On Fri, Jan 29, 2021 at 5:11 PM David Benjamin <davidben@chromium.org>
wrote:

> On Thu, Jan 28, 2021 at 7:23 PM Martin Thomson <mt@lowentropy.net> wrote:
>
>> I think that it might be best to respond with a little more context on
>> what I believe the potential application of oblivious HTTP would be.  The
>> draft doesn't really go into that, because that isn't really a good place
>> to capture these sorts of things.
>>
>> Just to set this aside, I don't see this as building toward replicating
>> something like Tor.  There are obvious parallels, but the two approaches
>> have very different assumptions about trust and the incentives of various
>> actors.  Tor, as a system, is also far more complex and ambitious.  So, by
>> all means look for parallels in Tor, but understand that this has very
>> different models for both the threats it considers and the environment it
>> might be deployed in.
>>
>> The other thing that I think is important to understand is that - at
>> least from my perspective - the goal is not to carry any significant
>> proportion of HTTP requests.  For instance, I don't see this being used for
>> web browsing.  If we're willing to echo cookies, then you can safely assume
>> that we won't be making those requests oblivious.  And many other cases
>> benefit from being able to establish some sort of continuity, if only to
>> deal with denial of service risks.  Each application would have to be
>> assessed on its own.
>>
>> The things that we're talking about using this are those cases where we
>> have identified a privacy risk associated with having a server being able
>> to link requests.  The original case in research was DNS queries, where it
>> has been shown that building profiles of users based on their DNS activity
>> has poor privacy properties.  At Mozilla, we're also considering this style
>> of approach in other places that browsers make requests with information
>> that might be sensitive, like telemetry reporting.
>>
>> There are non-trivial costs associated with setting this up.  As a proxy
>> needs to be run by a separate entity, but they don't see any direct benefit
>> from the service they provide, you have to arrange for their costs to be
>> met somehow.  You need to do so in a way that the server can ensure that
>> the proxy is not enabling DoS attacks, while also retaining sufficient
>> independence that clients can trust the proxy.  This is harder as the use
>> cases become more general, but we believe that this can be arranged for
>> certain specific cases.
>>
>> Does the explanation about applicability help?  I realize now that I
>> shouldn't have left this up to inference, and the draft should probably at
>> least address the point directly, so I'll make sure that the next version
>> does something about that.
>>
>
> I agree the draft should talk about this.
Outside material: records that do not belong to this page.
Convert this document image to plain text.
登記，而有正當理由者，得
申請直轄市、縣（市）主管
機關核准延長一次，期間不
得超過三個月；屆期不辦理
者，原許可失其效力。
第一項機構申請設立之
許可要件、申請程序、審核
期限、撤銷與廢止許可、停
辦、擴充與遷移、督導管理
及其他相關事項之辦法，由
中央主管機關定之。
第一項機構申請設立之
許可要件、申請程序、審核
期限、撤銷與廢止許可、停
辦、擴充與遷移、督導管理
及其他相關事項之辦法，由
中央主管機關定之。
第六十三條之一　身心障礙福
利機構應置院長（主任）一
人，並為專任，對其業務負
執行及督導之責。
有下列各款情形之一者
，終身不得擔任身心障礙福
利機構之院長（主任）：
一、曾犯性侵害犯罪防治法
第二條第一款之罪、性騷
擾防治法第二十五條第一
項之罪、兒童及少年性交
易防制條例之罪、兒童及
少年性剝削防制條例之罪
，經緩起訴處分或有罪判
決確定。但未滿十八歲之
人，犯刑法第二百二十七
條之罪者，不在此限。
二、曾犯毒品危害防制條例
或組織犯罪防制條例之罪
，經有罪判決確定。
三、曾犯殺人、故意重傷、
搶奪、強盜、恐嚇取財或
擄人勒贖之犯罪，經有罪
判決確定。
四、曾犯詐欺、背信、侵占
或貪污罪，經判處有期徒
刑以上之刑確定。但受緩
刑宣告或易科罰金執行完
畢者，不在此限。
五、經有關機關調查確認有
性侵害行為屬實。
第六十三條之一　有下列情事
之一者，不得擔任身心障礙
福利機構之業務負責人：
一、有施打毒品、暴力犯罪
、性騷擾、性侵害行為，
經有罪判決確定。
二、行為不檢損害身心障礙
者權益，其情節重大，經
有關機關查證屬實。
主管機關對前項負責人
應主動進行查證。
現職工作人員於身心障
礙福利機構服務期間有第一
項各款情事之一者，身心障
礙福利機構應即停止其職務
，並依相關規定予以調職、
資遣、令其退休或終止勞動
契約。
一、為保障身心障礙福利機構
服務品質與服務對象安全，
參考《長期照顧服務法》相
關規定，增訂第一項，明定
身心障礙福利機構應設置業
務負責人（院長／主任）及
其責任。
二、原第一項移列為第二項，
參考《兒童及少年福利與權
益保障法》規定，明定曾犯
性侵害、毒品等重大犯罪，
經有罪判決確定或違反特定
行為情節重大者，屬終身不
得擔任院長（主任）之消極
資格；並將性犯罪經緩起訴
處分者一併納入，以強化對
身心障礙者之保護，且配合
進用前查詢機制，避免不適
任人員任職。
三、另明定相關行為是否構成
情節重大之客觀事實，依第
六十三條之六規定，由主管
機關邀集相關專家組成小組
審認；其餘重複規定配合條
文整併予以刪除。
I initially read it as intending
> a general replacement for proxying strategies, which seemed odd. As you
> note, in more stateful contexts like web browsing, the correlation
> boundaries are so much larger than a request that this probably doesn't buy
> much over simply partitioning connection pools. Whereas I could see
> applications with more standalone requests wanting different tradeoffs.
>
> One comment on the privacy properties here: the requests are only as
> uncorrelated as the key configurations used by the client.
>

Yes. This is like PrivacyPass in that respect.


In the online HTTPS fetch model described here, if each client
> independently fetches, the server could maintain many configs and serve a
> different one each time. I assume that the client will cache the key
> configuration (otherwise it needs a new fetch per request, at which point
> it may as well just tunnel HTTPS), which means clients can be identified,
> or partially identified by their keys. This is helped a bit by the small
> keyID size: the server gets 8 bits plus a couple more from algorithm
> selections, and then the rest must come from trial decryption. But how well
> this mitigates it depends on volume and whether this could be combined with
> information in the requests themselves. (E.g. telemetry reports may reveal
> platform information or rough performance characteristics.) That's probably
> worth some text, both on the privacy implications of the suggested
> configuration model, and on privacy implications of configuration models in
> general.
>
> Alternatively, the proxy could cache and serve the key configuration. Then
> everyone behind the same proxy uses the same config. Though you'd then need
> some kind of offline authentication on the config, such as SXGs.
>

It's worth noting that in a number of these cases (e.g., Telemetry) you'll
want to preconfigure the key into the client, in which case this becomes
less of an issue.

-Ekr

Received on Sunday, 31 January 2021 00:43:18 UTC